SOA is an approach to building business systems in which IT organizations deploy computing capabilities as coarse-grained, reusable blocks of functionality known as services. Typically, a service models a single task or repeatable process within the enterprise. Business analysts, enterprise architects, and developers assemble services into higher level constructs such as business processes, composite applications, and complex services.
IT organizations usually host services on various back-end systems within (or possibly outside) the enterprise and expose them to consumers in loosely coupled fashion through an enterprise service bus (ESB) or other mediator. Deploying services into a mediation layer provides the services with location transparency and implementation independence, allowing an IT organization to interchange and evolve back-end service implementations without disrupting the consumer applications that use them.

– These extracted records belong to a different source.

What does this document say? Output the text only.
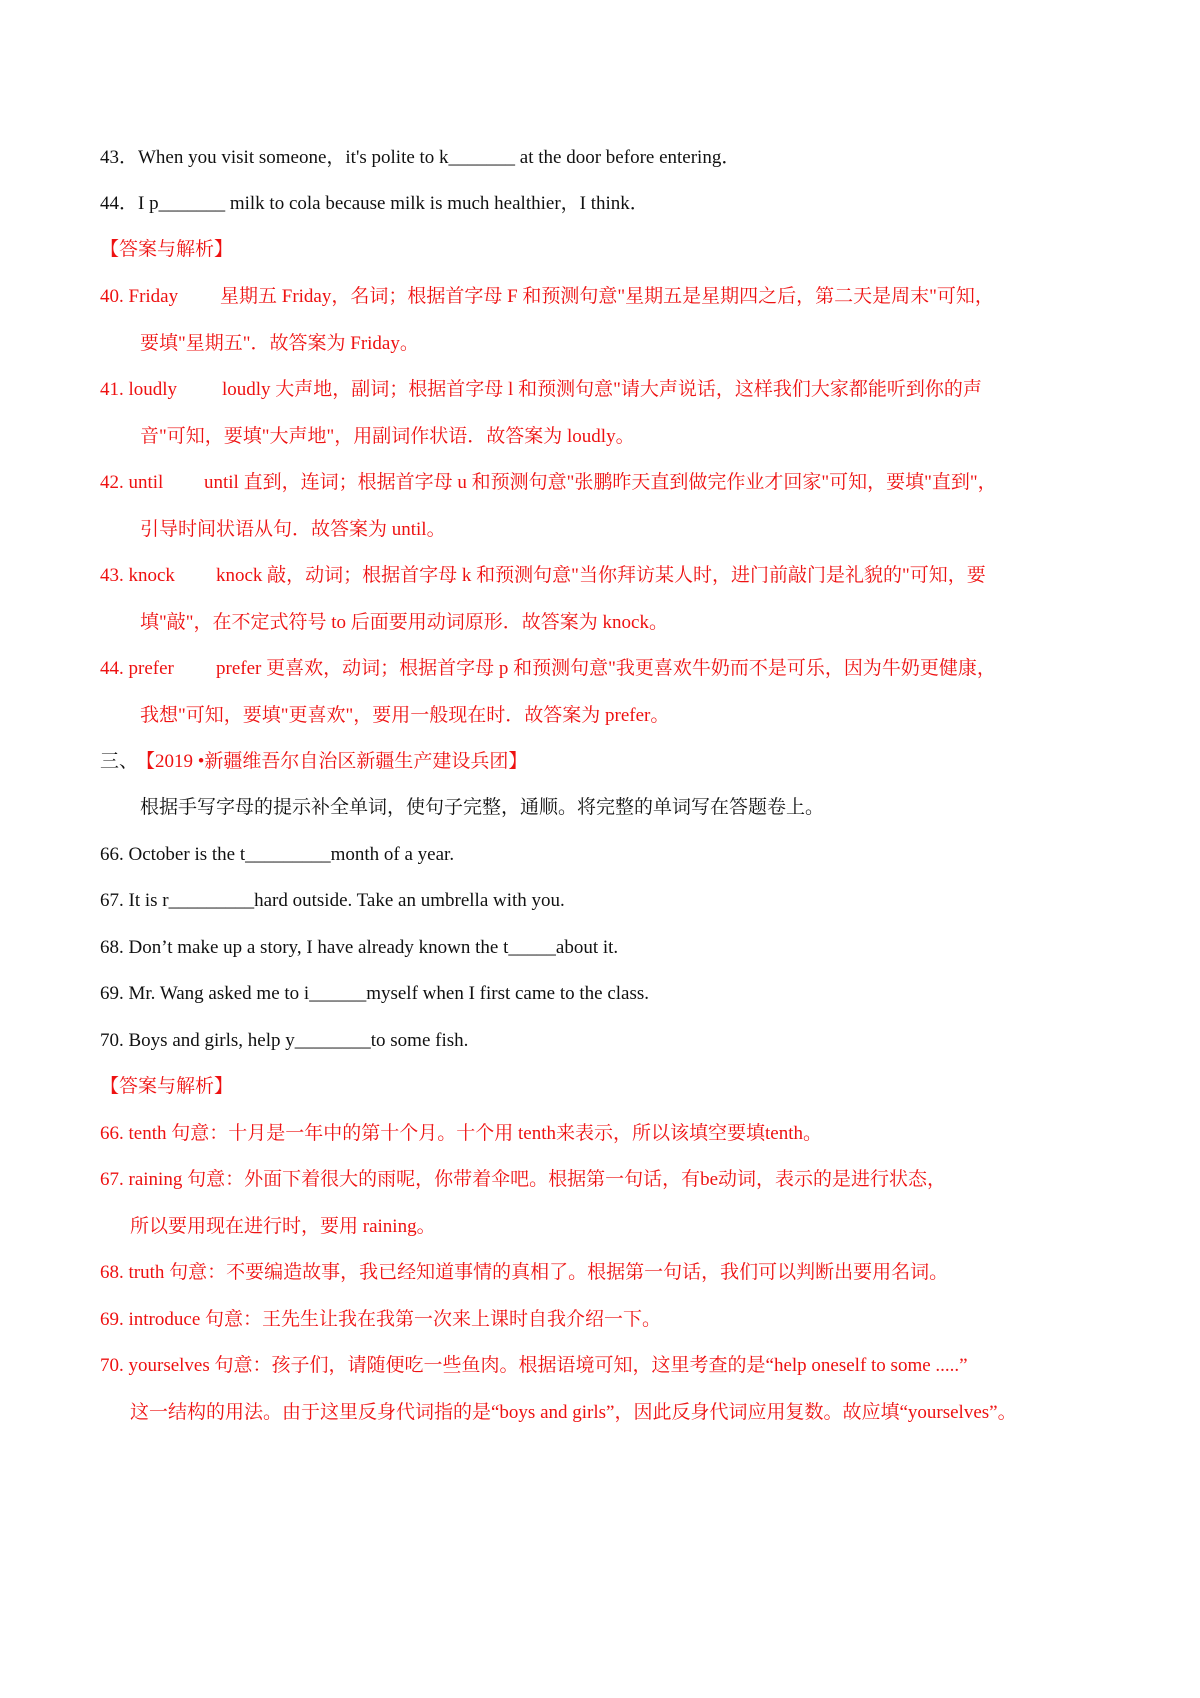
43．When you visit someone，it's polite to k_______ at the door before entering．
44．I p_______ milk to cola because milk is much healthier，I think．
【答案与解析】
40. Friday 星期五 Friday，名词；根据首字母 F 和预测句意"星期五是星期四之后，第二天是周末"可知，
要填"星期五"．故答案为 Friday。
41. loudly loudly 大声地，副词；根据首字母 l 和预测句意"请大声说话，这样我们大家都能听到你的声
音"可知，要填"大声地"，用副词作状语．故答案为 loudly。
42. until until 直到，连词；根据首字母 u 和预测句意"张鹏昨天直到做完作业才回家"可知，要填"直到"，
引导时间状语从句．故答案为 until。
43. knock knock 敲，动词；根据首字母 k 和预测句意"当你拜访某人时，进门前敲门是礼貌的"可知，要
填"敲"，在不定式符号 to 后面要用动词原形．故答案为 knock。
44. prefer prefer 更喜欢，动词；根据首字母 p 和预测句意"我更喜欢牛奶而不是可乐，因为牛奶更健康，
我想"可知，要填"更喜欢"，要用一般现在时．故答案为 prefer。
三、
【2019 •新疆维吾尔自治区新疆生产建设兵团】
根据手写字母的提示补全单词，使句子完整，通顺。将完整的单词写在答题卷上。
66. October is the t_________month of a year.
67. It is r_________hard outside. Take an umbrella with you.
68. Don’t make up a story, I have already known the t_____about it.
69. Mr. Wang asked me to i______myself when I first came to the class.
70. Boys and girls, help y________to some fish.
【答案与解析】
66. tenth 句意：十月是一年中的第十个月。十个用 tenth来表示，所以该填空要填tenth。
67. raining 句意：外面下着很大的雨呢，你带着伞吧。根据第一句话，有be动词，表示的是进行状态，
所以要用现在进行时，要用 raining。
68. truth 句意：不要编造故事，我已经知道事情的真相了。根据第一句话，我们可以判断出要用名词。
69. introduce 句意：王先生让我在我第一次来上课时自我介绍一下。
70. yourselves 句意：孩子们，请随便吃一些鱼肉。根据语境可知，这里考查的是“help oneself to some .....”
这一结构的用法。由于这里反身代词指的是“boys and girls”，因此反身代词应用复数。故应填“yourselves”。
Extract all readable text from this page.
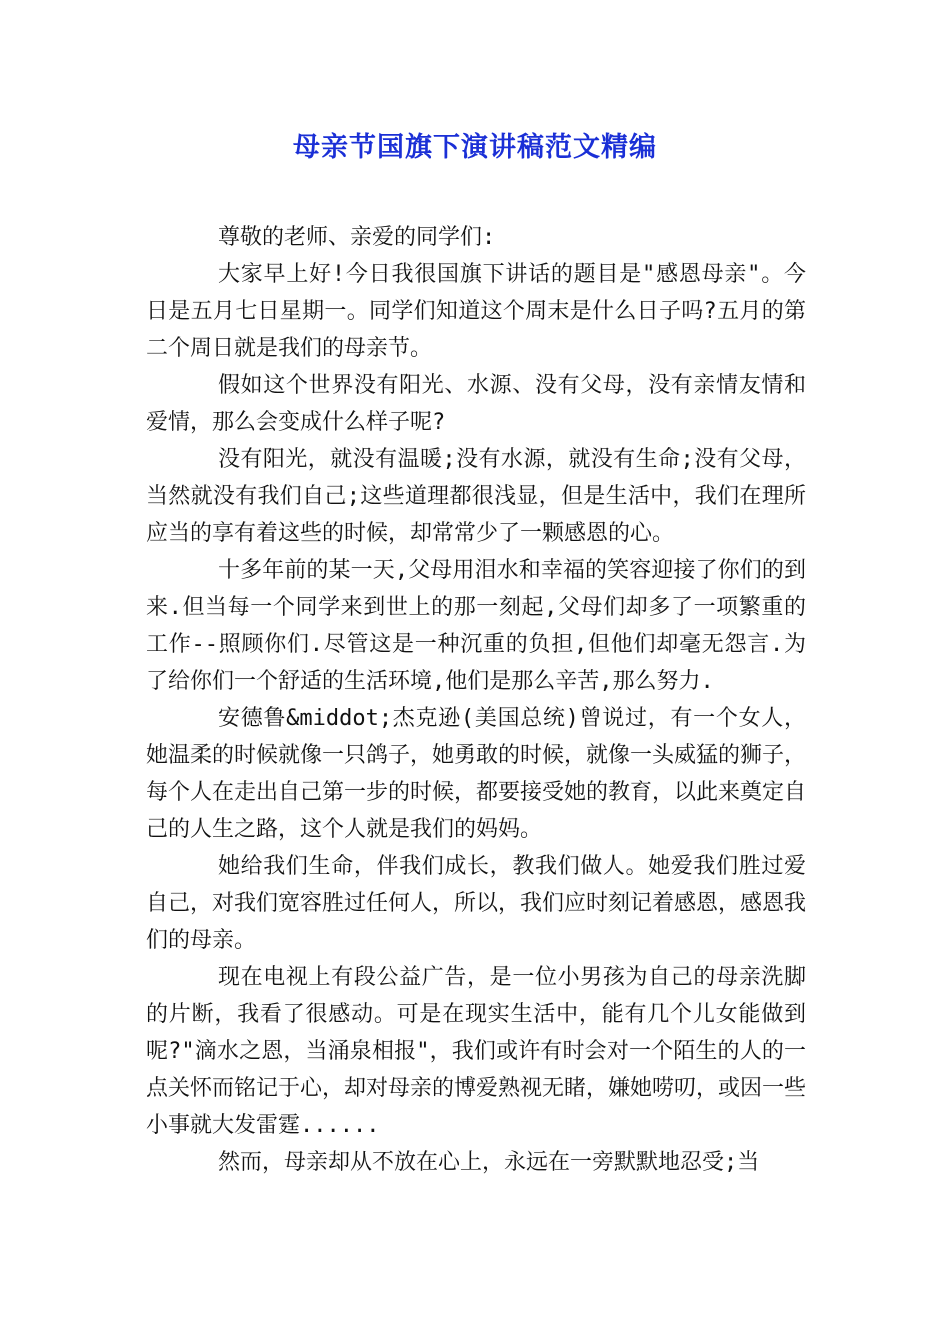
母亲节国旗下演讲稿范文精编

尊敬的老师、亲爱的同学们:

大家早上好!今日我很国旗下讲话的题目是"感恩母亲"。今日是五月七日星期一。同学们知道这个周末是什么日子吗?五月的第二个周日就是我们的母亲节。

假如这个世界没有阳光、水源、没有父母，没有亲情友情和爱情，那么会变成什么样子呢?

没有阳光，就没有温暖;没有水源，就没有生命;没有父母，当然就没有我们自己;这些道理都很浅显，但是生活中，我们在理所应当的享有着这些的时候，却常常少了一颗感恩的心。

十多年前的某一天,父母用泪水和幸福的笑容迎接了你们的到来.但当每一个同学来到世上的那一刻起,父母们却多了一项繁重的工作--照顾你们.尽管这是一种沉重的负担,但他们却毫无怨言.为了给你们一个舒适的生活环境,他们是那么辛苦,那么努力.

安德鲁&middot;杰克逊(美国总统)曾说过，有一个女人，她温柔的时候就像一只鸽子，她勇敢的时候，就像一头威猛的狮子，每个人在走出自己第一步的时候，都要接受她的教育，以此来奠定自己的人生之路，这个人就是我们的妈妈。

她给我们生命，伴我们成长，教我们做人。她爱我们胜过爱自己，对我们宽容胜过任何人，所以，我们应时刻记着感恩，感恩我们的母亲。

现在电视上有段公益广告，是一位小男孩为自己的母亲洗脚的片断，我看了很感动。可是在现实生活中，能有几个儿女能做到呢?"滴水之恩，当涌泉相报"，我们或许有时会对一个陌生的人的一点关怀而铭记于心，却对母亲的博爱熟视无睹，嫌她唠叨，或因一些小事就大发雷霆......

然而，母亲却从不放在心上，永远在一旁默默地忍受;当
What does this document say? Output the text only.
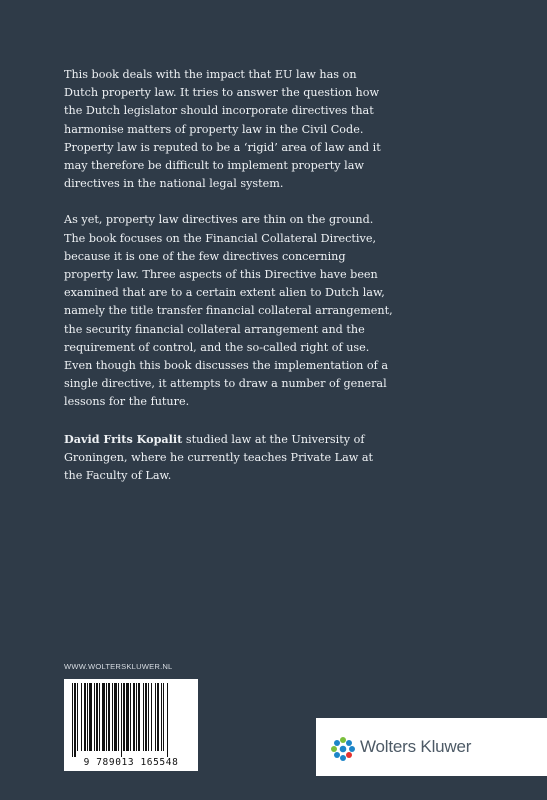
This book deals with the impact that EU law has on Dutch property law. It tries to answer the question how the Dutch legislator should incorporate directives that harmonise matters of property law in the Civil Code. Property law is reputed to be a ‘rigid’ area of law and it may therefore be difficult to implement property law directives in the national legal system.

As yet, property law directives are thin on the ground. The book focuses on the Financial Collateral Directive, because it is one of the few directives concerning property law. Three aspects of this Directive have been examined that are to a certain extent alien to Dutch law, namely the title transfer financial collateral arrangement, the security financial collateral arrangement and the requirement of control, and the so-called right of use. Even though this book discusses the implementation of a single directive, it attempts to draw a number of general lessons for the future.

David Frits Kopalit studied law at the University of Groningen, where he currently teaches Private Law at the Faculty of Law.

WWW.WOLTERSKLUWER.NL
9 789013 165548
Wolters Kluwer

Despite its advantages, SOA requires a development and governance infrastructure that is radically different from traditional computing applications. To design, develop, and deploy SOA-based applications, architects and administrators must consider how to:
Manage a computing environment comprised of hundreds (or potentially thousands) of services and supporting artifacts.
Ensure that the many computing artifacts (for example., services, schemas, business processes) supplied by autonomous development organizations meet enterprise policies and standards.
Define processes to ensure that services and other artifacts are accepted into the SOA in a controlled and well defined way.
Provide a development environment in which developers and business analysts are encouraged to assemble applications from existing assets in the SOA rather than building them from scratch.
Evaluate the consequences of a proposed change on a complex array of interdependent artifacts.
Provide a development environment that accommodates the unique processes and requirements of individual development organizations.